Part of the reason is the launch story. A system described entirely in code is a system we can change quickly and safely, adding a service, scaling a hot one, rolling something back, without anyone remembering a sequence of manual console clicks under pressure. The other part goes back to the team. When engineers come and go, undocumented infrastructure is the most dangerous kind of knowledge, because it walks out the door with whoever set it up. If the cluster is described in Terraform and the deploys are described in YAML, then the system is the documentation. Someone can come back after three weeks heads-down on a feature, or start the week after someone else left, and not have to reverse-engineer an AWS console that nobody wrote down.
One detail that follows from this discipline: database migrations are not run when a service boots. They run as an explicit step in the build pipeline.
# .github/workflows/backend-cicd-build.yml
diesel migration run
This is deliberate. In a multi-replica Kubernetes setup, the same setup that lets us scale the hot services, running migrations at startup means every replica races to migrate the same database on every rollout, which is a category of outage worth not inventing for yourself. Making migration a discrete, ordered step decouples “change the schema” from “start the service” and removes the race entirely.
The honest tradeoff: this is real infrastructure with a real learning curve, and the day it breaks there is no separate platform team to page, because the platform team is whoever is on engineering that week. The bet is that the cost of learning Terraform and GitOps once is smaller than the cost of hand-managed infrastructure nobody can reason about later. For a product meant to run for years and scale on a creator’s schedule, that math works. For a weekend prototype it would be madness.

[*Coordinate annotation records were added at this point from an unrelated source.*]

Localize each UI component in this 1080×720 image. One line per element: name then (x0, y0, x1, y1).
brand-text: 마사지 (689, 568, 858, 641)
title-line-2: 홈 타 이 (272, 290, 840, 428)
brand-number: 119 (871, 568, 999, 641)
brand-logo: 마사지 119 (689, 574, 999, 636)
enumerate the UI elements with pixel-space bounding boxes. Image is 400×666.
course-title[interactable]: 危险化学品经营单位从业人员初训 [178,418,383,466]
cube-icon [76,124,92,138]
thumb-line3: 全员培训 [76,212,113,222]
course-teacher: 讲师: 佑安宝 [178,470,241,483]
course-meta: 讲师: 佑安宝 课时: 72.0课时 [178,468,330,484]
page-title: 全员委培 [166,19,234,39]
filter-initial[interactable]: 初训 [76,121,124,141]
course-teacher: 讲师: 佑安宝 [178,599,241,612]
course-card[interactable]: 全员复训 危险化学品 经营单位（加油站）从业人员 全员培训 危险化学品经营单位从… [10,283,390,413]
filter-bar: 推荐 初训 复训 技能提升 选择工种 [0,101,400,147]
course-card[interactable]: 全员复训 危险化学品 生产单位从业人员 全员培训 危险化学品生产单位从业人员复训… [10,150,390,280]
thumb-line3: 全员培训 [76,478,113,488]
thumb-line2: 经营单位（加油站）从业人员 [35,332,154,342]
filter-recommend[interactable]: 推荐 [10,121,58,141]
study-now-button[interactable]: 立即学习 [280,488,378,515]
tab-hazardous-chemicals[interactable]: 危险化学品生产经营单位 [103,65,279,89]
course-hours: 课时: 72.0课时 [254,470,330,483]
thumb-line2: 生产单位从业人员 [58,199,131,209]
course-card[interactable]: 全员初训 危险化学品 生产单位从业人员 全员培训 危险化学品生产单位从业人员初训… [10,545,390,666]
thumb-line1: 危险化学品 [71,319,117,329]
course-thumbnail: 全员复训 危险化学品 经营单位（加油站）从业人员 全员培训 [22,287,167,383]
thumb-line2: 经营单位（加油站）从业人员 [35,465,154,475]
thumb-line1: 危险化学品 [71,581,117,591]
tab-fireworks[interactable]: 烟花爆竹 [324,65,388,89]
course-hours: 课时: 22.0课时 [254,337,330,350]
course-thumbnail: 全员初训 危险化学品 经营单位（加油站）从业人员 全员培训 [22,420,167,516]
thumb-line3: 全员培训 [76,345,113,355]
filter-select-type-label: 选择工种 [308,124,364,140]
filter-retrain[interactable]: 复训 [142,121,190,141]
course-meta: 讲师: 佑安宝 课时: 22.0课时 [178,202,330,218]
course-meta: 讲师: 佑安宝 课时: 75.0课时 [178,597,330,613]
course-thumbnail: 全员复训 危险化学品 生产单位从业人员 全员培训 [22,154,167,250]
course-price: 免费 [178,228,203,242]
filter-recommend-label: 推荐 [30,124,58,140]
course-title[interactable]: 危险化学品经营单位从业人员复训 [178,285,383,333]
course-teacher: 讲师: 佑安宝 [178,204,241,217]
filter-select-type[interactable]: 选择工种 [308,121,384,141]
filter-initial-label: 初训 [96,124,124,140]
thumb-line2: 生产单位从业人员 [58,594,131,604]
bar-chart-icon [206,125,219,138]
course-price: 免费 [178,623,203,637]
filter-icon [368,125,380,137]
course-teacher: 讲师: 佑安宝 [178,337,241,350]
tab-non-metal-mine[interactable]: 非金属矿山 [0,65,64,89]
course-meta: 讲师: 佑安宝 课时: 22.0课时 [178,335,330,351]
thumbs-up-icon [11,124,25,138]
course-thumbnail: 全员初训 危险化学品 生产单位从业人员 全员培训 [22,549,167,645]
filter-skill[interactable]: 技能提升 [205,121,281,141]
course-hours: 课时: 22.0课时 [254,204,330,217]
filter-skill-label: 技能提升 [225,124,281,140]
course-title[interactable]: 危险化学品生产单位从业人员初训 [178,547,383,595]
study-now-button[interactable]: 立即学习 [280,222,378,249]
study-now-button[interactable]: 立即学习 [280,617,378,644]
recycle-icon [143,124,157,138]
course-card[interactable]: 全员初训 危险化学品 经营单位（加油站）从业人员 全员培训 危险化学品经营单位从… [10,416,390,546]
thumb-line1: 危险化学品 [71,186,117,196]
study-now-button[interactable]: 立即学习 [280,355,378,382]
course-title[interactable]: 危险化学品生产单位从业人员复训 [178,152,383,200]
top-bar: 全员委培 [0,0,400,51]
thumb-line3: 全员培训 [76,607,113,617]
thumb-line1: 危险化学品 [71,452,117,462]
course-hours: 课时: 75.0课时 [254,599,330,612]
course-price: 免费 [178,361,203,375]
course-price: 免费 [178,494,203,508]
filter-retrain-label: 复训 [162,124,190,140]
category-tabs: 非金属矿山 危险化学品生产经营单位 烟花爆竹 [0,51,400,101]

What I actually believe about all this
None of these decisions are clever for the sake of being clever. Each is a bet that the upfront cost buys a maintenance discount over the life of the product, and a bet that the way we mean to grow, one creator at a time in unpredictable bursts, is better served by a system that can flex than by one that is merely simple. The vision these bets serve is my co-founder’s as much as mine, and the cost of getting them wrong is carried by everyone who touches the code, me most of all as the person who chose them.
Some are unambiguous wins. The single workspace with a shared common crate is the thing that keeps a many-service backend tractable for a small team, especially one whose members change. The Postgres and DynamoDB split has held up under exactly the workload shapes it was designed for.

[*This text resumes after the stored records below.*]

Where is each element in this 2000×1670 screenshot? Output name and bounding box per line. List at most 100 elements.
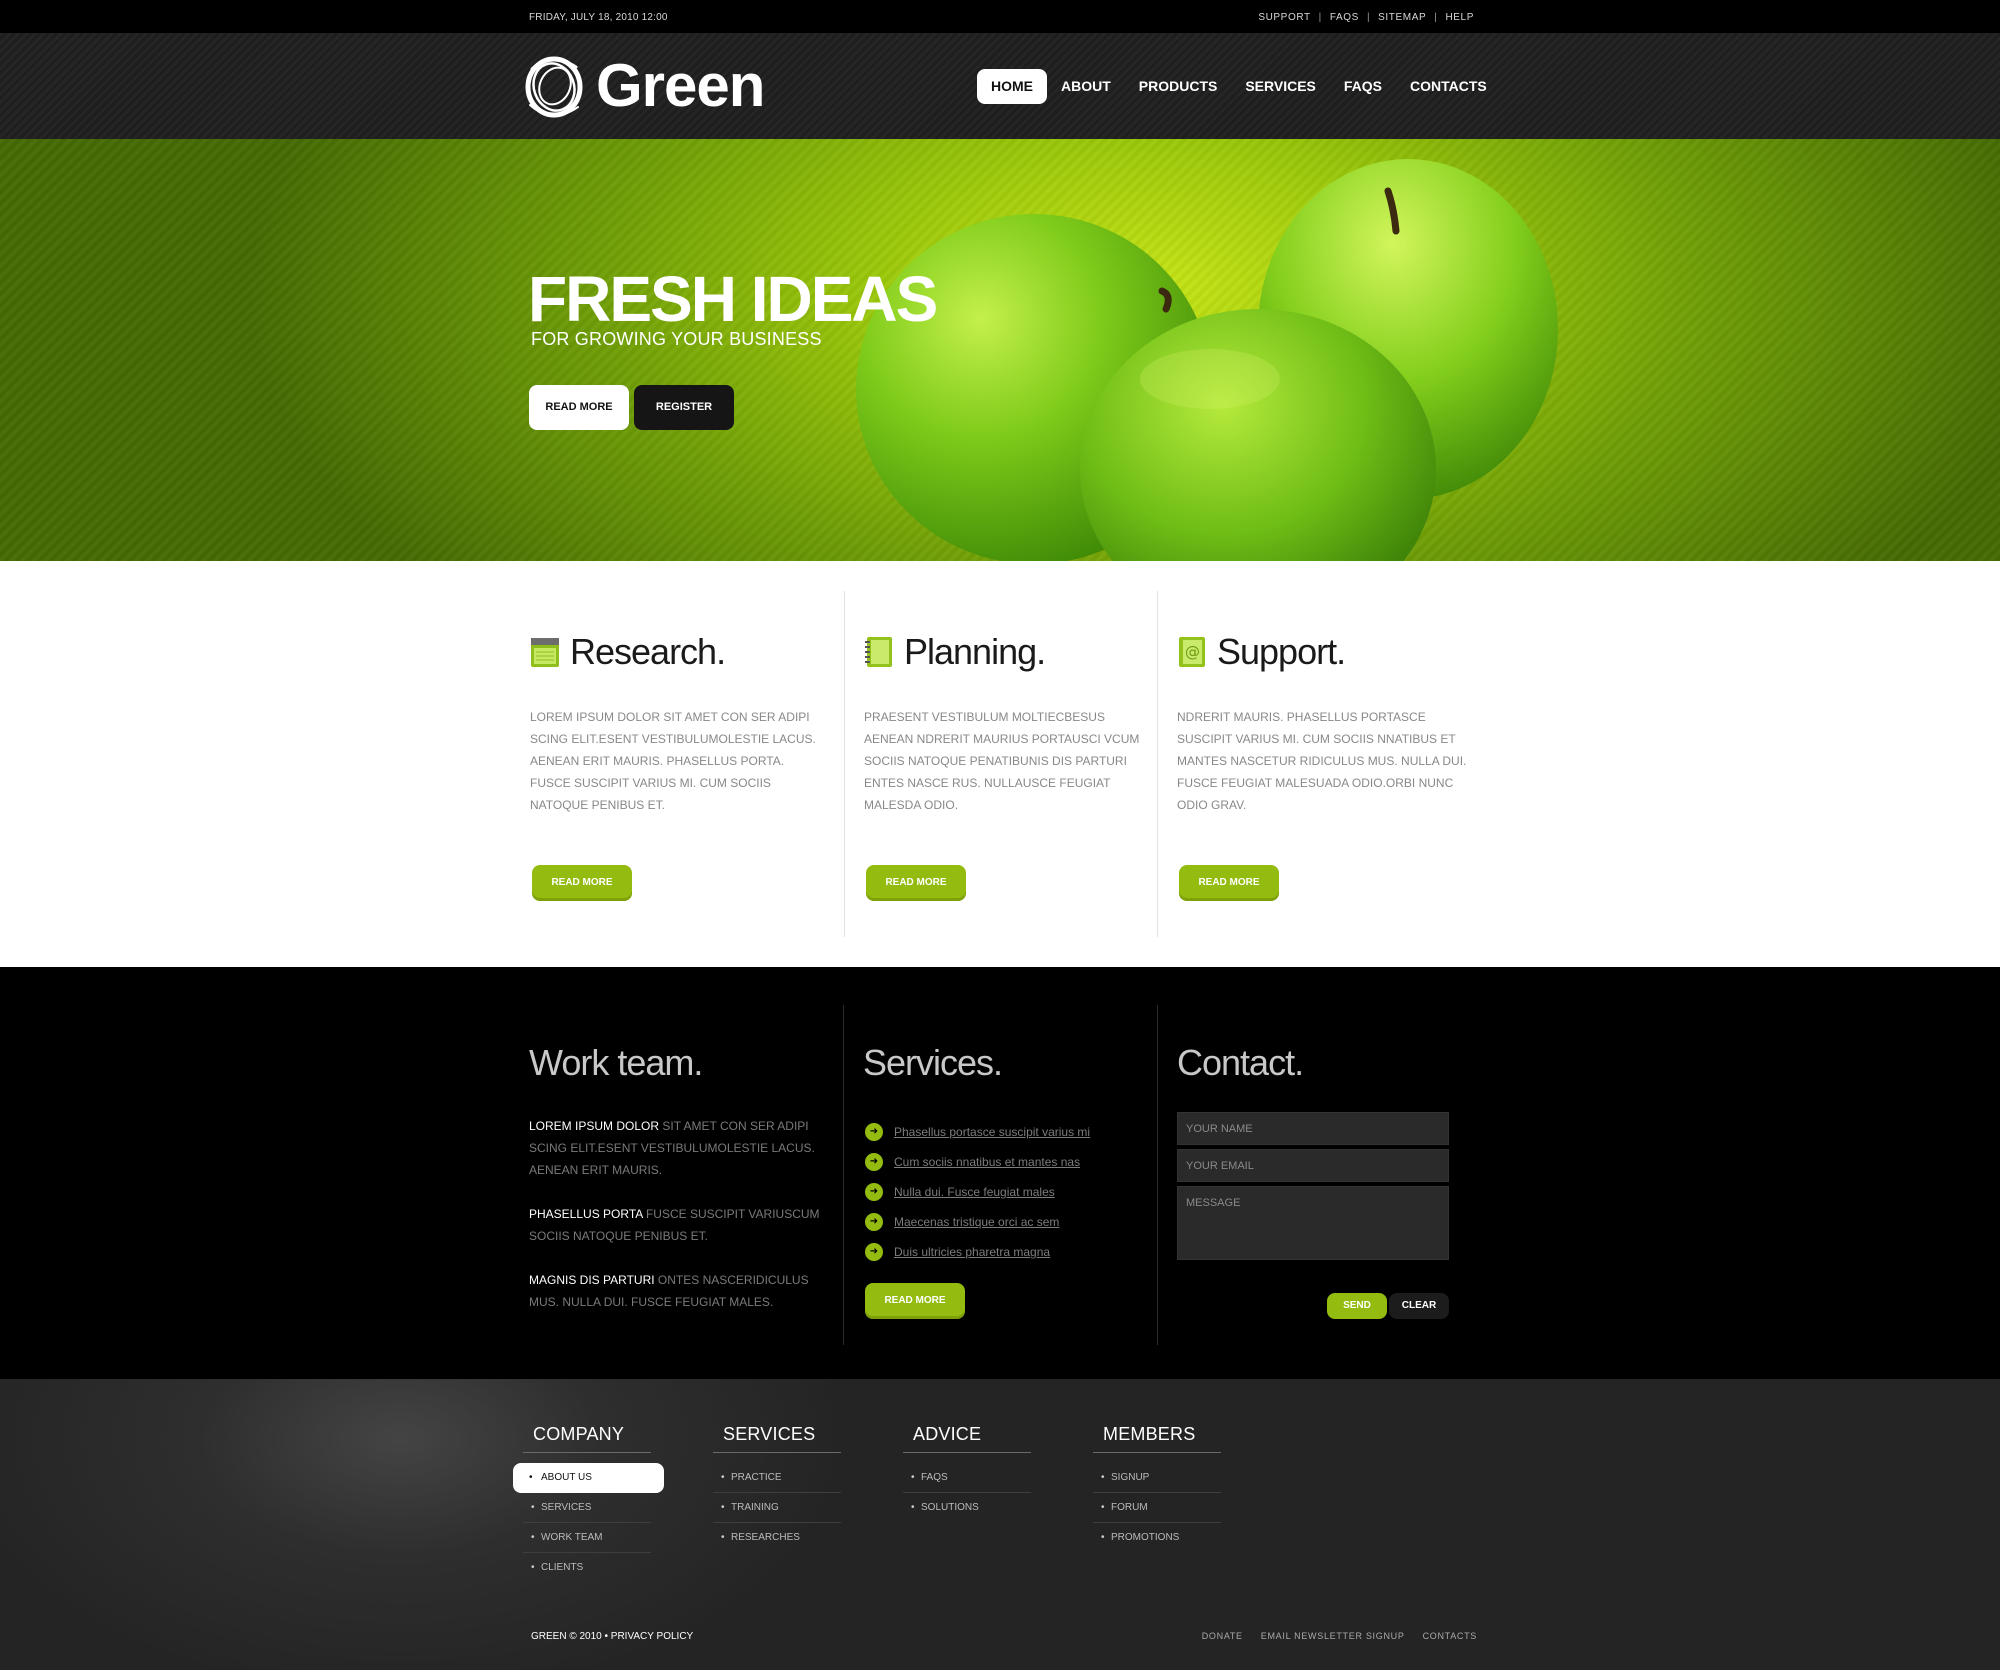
copyright[interactable]: GREEN © 2010 • PRIVACY POLICY	[531, 1631, 693, 1642]
header: Green HOME ABOUT PRODUCTS SERVICES FAQS …	[0, 33, 2000, 139]
top-link-help[interactable]: HELP	[1445, 12, 1474, 23]
feature-text: NDRERIT MAURIS. PHASELLUS PORTASCE SUSCI…	[1177, 710, 1467, 812]
logo[interactable]: Green	[520, 47, 765, 123]
date-text: FRIDAY, JULY 18, 2010 12:00	[529, 12, 668, 23]
footer-column-services: SERVICES PRACTICE TRAINING RESEARCHES	[713, 1424, 841, 1553]
service-link[interactable]: Cum sociis nnatibus et mantes nas	[894, 1155, 1080, 1169]
footer-link-about-us[interactable]: ABOUT US	[513, 1463, 664, 1493]
hero-read-more-button[interactable]: READ MORE	[529, 385, 629, 430]
footer-bottom-links: DONATE EMAIL NEWSLETTER SIGNUP CONTACTS	[1184, 1631, 1477, 1641]
footer-link-clients[interactable]: CLIENTS	[523, 1553, 651, 1583]
footer-heading: ADVICE	[903, 1424, 1031, 1453]
footer-link-promotions[interactable]: PROMOTIONS	[1093, 1523, 1221, 1553]
feature-title: Research.	[570, 631, 726, 672]
work-team-column: Work team. LOREM IPSUM DOLOR SIT AMET CO…	[529, 967, 839, 1347]
footer-column-advice: ADVICE FAQS SOLUTIONS	[903, 1424, 1031, 1523]
footer-heading: MEMBERS	[1093, 1424, 1221, 1453]
feature-planning: Planning. PRAESENT VESTIBULUM MOLTIECBES…	[844, 561, 1164, 937]
divider	[1157, 1005, 1158, 1345]
footer-link-work-team[interactable]: WORK TEAM	[523, 1523, 651, 1553]
main-nav: HOME ABOUT PRODUCTS SERVICES FAQS CONTAC…	[977, 69, 1501, 104]
arrow-right-icon: ➜	[865, 1183, 883, 1201]
team-paragraph: PHASELLUS PORTA FUSCE SUSCIPIT VARIUSCUM…	[529, 1207, 820, 1243]
footer-link-practice[interactable]: PRACTICE	[713, 1463, 841, 1493]
contact-column: Contact. YOUR NAME YOUR EMAIL MESSAGE SE…	[1157, 967, 1477, 1347]
arrow-right-icon: ➜	[865, 1123, 883, 1141]
top-link-sitemap[interactable]: SITEMAP	[1378, 12, 1426, 23]
footer-heading: COMPANY	[523, 1424, 651, 1453]
info-section: Work team. LOREM IPSUM DOLOR SIT AMET CO…	[0, 967, 2000, 1379]
service-link[interactable]: Phasellus portasce suscipit varius mi	[894, 1125, 1090, 1139]
divider	[1157, 591, 1158, 937]
swirl-logo-icon	[525, 56, 583, 118]
hero-banner: FRESH IDEAS FOR GROWING YOUR BUSINESS RE…	[0, 139, 2000, 561]
top-link-faqs[interactable]: FAQS	[1330, 12, 1359, 23]
footer-link-training[interactable]: TRAINING	[713, 1493, 841, 1523]
footer-link-solutions[interactable]: SOLUTIONS	[903, 1493, 1031, 1523]
list-item: ➜ Duis ultricies pharetra magna	[865, 1237, 1090, 1267]
list-item: ➜ Phasellus portasce suscipit varius mi	[865, 1117, 1090, 1147]
service-link[interactable]: Duis ultricies pharetra magna	[894, 1245, 1050, 1259]
footer-link-donate[interactable]: DONATE	[1202, 1631, 1243, 1641]
nav-products[interactable]: PRODUCTS	[1125, 69, 1232, 104]
feature-title: Support.	[1217, 631, 1346, 672]
footer-link-newsletter[interactable]: EMAIL NEWSLETTER SIGNUP	[1261, 1631, 1405, 1641]
message-field[interactable]: MESSAGE	[1177, 1186, 1449, 1260]
services-column: Services. ➜ Phasellus portasce suscipit v…	[843, 967, 1163, 1347]
nav-services[interactable]: SERVICES	[1231, 69, 1330, 104]
feature-support: @ Support. NDRERIT MAURIS. PHASELLUS POR…	[1157, 561, 1477, 937]
feature-research: Research. LOREM IPSUM DOLOR SIT AMET CON…	[530, 561, 830, 937]
nav-contacts[interactable]: CONTACTS	[1396, 69, 1501, 104]
nav-about[interactable]: ABOUT	[1047, 69, 1125, 104]
footer-heading: SERVICES	[713, 1424, 841, 1453]
arrow-right-icon: ➜	[865, 1243, 883, 1261]
team-paragraph: LOREM IPSUM DOLOR SIT AMET CON SER ADIPI…	[529, 1119, 815, 1177]
notebook-icon	[865, 637, 892, 667]
footer-column-company: COMPANY ABOUT US SERVICES WORK TEAM CLIE…	[513, 1424, 664, 1583]
footer-link-contacts[interactable]: CONTACTS	[1423, 1631, 1477, 1641]
arrow-right-icon: ➜	[865, 1213, 883, 1231]
top-bar: FRIDAY, JULY 18, 2010 12:00 SUPPORT | FAQ…	[0, 0, 2000, 33]
footer-link-signup[interactable]: SIGNUP	[1093, 1463, 1221, 1493]
footer-link-faqs[interactable]: FAQS	[903, 1463, 1031, 1493]
nav-faqs[interactable]: FAQS	[1330, 69, 1396, 104]
services-list: ➜ Phasellus portasce suscipit varius mi ➜…	[865, 1117, 1090, 1267]
footer: COMPANY ABOUT US SERVICES WORK TEAM CLIE…	[0, 1379, 2000, 1670]
address-book-icon: @	[1179, 637, 1205, 667]
feature-title: Planning.	[904, 631, 1046, 672]
service-link[interactable]: Maecenas tristique orci ac sem	[894, 1215, 1059, 1229]
notepad-icon	[531, 638, 559, 667]
green-apples-image	[856, 159, 1558, 561]
service-link[interactable]: Nulla dui. Fusce feugiat males	[894, 1185, 1055, 1199]
nav-home[interactable]: HOME	[977, 69, 1047, 104]
support-read-more-button[interactable]: READ MORE	[1179, 865, 1279, 901]
features-section: Research. LOREM IPSUM DOLOR SIT AMET CON…	[0, 561, 2000, 967]
send-button[interactable]: SEND	[1327, 1293, 1387, 1319]
top-link-support[interactable]: SUPPORT	[1258, 12, 1310, 23]
arrow-right-icon: ➜	[865, 1153, 883, 1171]
services-read-more-button[interactable]: READ MORE	[865, 1283, 965, 1319]
name-field[interactable]: YOUR NAME	[1177, 1112, 1449, 1145]
feature-text: LOREM IPSUM DOLOR SIT AMET CON SER ADIPI…	[530, 710, 816, 812]
divider	[844, 591, 845, 937]
contact-title: Contact.	[1177, 1042, 1304, 1083]
work-team-title: Work team.	[529, 1042, 703, 1083]
planning-read-more-button[interactable]: READ MORE	[866, 865, 966, 901]
top-links: SUPPORT | FAQS | SITEMAP | HELP	[1258, 12, 1474, 23]
research-read-more-button[interactable]: READ MORE	[532, 865, 632, 901]
team-paragraph: MAGNIS DIS PARTURI ONTES NASCERIDICULUS …	[529, 1273, 809, 1309]
svg-text:@: @	[1185, 643, 1200, 661]
hero-title: FRESH IDEAS	[528, 263, 938, 335]
hero-register-button[interactable]: REGISTER	[634, 385, 734, 430]
clear-button[interactable]: CLEAR	[1389, 1293, 1449, 1319]
footer-link-services[interactable]: SERVICES	[523, 1493, 651, 1523]
list-item: ➜ Nulla dui. Fusce feugiat males	[865, 1177, 1090, 1207]
feature-text: PRAESENT VESTIBULUM MOLTIECBESUS AENEAN …	[864, 710, 1140, 812]
services-title: Services.	[863, 1042, 1003, 1083]
hero-subtitle: FOR GROWING YOUR BUSINESS	[531, 329, 822, 349]
list-item: ➜ Maecenas tristique orci ac sem	[865, 1207, 1090, 1237]
list-item: ➜ Cum sociis nnatibus et mantes nas	[865, 1147, 1090, 1177]
email-field[interactable]: YOUR EMAIL	[1177, 1149, 1449, 1182]
footer-link-forum[interactable]: FORUM	[1093, 1493, 1221, 1523]
footer-link-researches[interactable]: RESEARCHES	[713, 1523, 841, 1553]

Some I am honest about. Rust slows down early iteration and fights the very “spin it up fast” goal I used to justify it. Two databases means no joins across the boundary. The frontend carries orchestration a purist would push down. The async-Diesel migration cost real time and left scars in the repo. And the biggest one: a lot of this is built for a flood that has not arrived yet. Designing for the day a creator brings a million fans is prudent if that day comes and premature if it does not, and we will not know which until it does.

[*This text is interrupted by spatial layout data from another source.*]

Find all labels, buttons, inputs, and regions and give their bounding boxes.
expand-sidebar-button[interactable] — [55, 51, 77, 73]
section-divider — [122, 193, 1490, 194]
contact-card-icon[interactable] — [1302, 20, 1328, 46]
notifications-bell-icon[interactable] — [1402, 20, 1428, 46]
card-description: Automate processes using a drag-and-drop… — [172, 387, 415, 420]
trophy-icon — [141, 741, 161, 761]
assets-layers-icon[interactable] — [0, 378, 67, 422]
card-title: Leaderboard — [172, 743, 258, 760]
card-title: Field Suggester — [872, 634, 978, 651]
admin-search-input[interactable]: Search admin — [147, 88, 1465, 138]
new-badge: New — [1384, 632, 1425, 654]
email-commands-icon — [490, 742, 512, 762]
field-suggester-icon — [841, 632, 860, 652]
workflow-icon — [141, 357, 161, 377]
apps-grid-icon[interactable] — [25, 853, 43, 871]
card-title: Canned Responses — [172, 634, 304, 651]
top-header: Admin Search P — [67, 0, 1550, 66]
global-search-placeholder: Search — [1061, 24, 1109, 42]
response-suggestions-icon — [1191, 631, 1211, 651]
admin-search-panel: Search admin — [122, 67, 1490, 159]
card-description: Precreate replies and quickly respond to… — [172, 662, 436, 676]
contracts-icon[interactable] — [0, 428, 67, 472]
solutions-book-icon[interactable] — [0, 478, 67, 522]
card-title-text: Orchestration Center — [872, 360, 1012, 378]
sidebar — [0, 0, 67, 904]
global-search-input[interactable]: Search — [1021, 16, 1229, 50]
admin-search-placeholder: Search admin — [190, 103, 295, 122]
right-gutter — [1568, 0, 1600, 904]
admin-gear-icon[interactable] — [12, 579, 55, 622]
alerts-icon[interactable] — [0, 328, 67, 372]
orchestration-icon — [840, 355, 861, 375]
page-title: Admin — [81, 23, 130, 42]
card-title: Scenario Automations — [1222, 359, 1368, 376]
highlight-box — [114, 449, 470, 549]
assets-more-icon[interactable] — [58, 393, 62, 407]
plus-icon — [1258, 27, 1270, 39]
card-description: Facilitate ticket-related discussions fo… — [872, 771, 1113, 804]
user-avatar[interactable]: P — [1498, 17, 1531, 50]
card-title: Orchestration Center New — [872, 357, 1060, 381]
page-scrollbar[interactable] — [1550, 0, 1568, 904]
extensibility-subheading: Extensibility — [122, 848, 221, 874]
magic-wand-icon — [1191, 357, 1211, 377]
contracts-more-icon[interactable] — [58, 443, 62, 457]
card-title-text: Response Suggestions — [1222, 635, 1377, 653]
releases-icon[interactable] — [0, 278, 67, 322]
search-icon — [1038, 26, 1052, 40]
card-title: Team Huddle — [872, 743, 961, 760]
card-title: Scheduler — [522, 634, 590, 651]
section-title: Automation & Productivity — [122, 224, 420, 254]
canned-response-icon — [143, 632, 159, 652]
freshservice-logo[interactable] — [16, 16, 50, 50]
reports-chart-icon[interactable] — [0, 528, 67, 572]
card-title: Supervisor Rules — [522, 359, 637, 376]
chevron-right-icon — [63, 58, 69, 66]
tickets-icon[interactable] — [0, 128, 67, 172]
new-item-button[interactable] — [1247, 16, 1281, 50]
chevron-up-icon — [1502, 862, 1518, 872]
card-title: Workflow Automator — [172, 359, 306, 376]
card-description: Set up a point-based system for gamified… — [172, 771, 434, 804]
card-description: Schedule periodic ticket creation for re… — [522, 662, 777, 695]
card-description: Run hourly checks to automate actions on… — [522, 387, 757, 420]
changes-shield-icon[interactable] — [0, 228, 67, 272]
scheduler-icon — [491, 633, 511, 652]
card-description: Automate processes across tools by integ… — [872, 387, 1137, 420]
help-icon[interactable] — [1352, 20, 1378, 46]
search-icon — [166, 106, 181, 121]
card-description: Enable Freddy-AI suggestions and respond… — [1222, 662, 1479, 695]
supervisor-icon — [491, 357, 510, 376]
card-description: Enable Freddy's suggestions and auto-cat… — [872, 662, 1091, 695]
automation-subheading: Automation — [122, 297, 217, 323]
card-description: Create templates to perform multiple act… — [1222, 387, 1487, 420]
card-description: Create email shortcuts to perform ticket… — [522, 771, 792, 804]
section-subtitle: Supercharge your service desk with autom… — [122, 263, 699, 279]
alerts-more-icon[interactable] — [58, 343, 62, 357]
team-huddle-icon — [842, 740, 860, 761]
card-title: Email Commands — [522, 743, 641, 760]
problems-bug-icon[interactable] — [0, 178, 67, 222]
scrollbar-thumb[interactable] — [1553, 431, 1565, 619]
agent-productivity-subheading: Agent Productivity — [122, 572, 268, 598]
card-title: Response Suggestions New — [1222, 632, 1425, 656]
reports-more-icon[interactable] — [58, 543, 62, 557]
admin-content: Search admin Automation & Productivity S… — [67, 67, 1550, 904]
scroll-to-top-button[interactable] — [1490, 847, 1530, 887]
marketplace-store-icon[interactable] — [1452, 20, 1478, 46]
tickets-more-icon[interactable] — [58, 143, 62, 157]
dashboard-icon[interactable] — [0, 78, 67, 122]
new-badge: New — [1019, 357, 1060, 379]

If there is a single thread running through all of it, it is this: an architecture is not just how a system runs, it is where a team’s knowledge lives once the people who wrote it move on. Every piece of complexity I added is complexity someone has to carry, so each one had better be defensible out loud. This post is me defending them out loud. Some I would say again with full conviction. A couple I say with a wince. That, I think, is the honest state of any real system.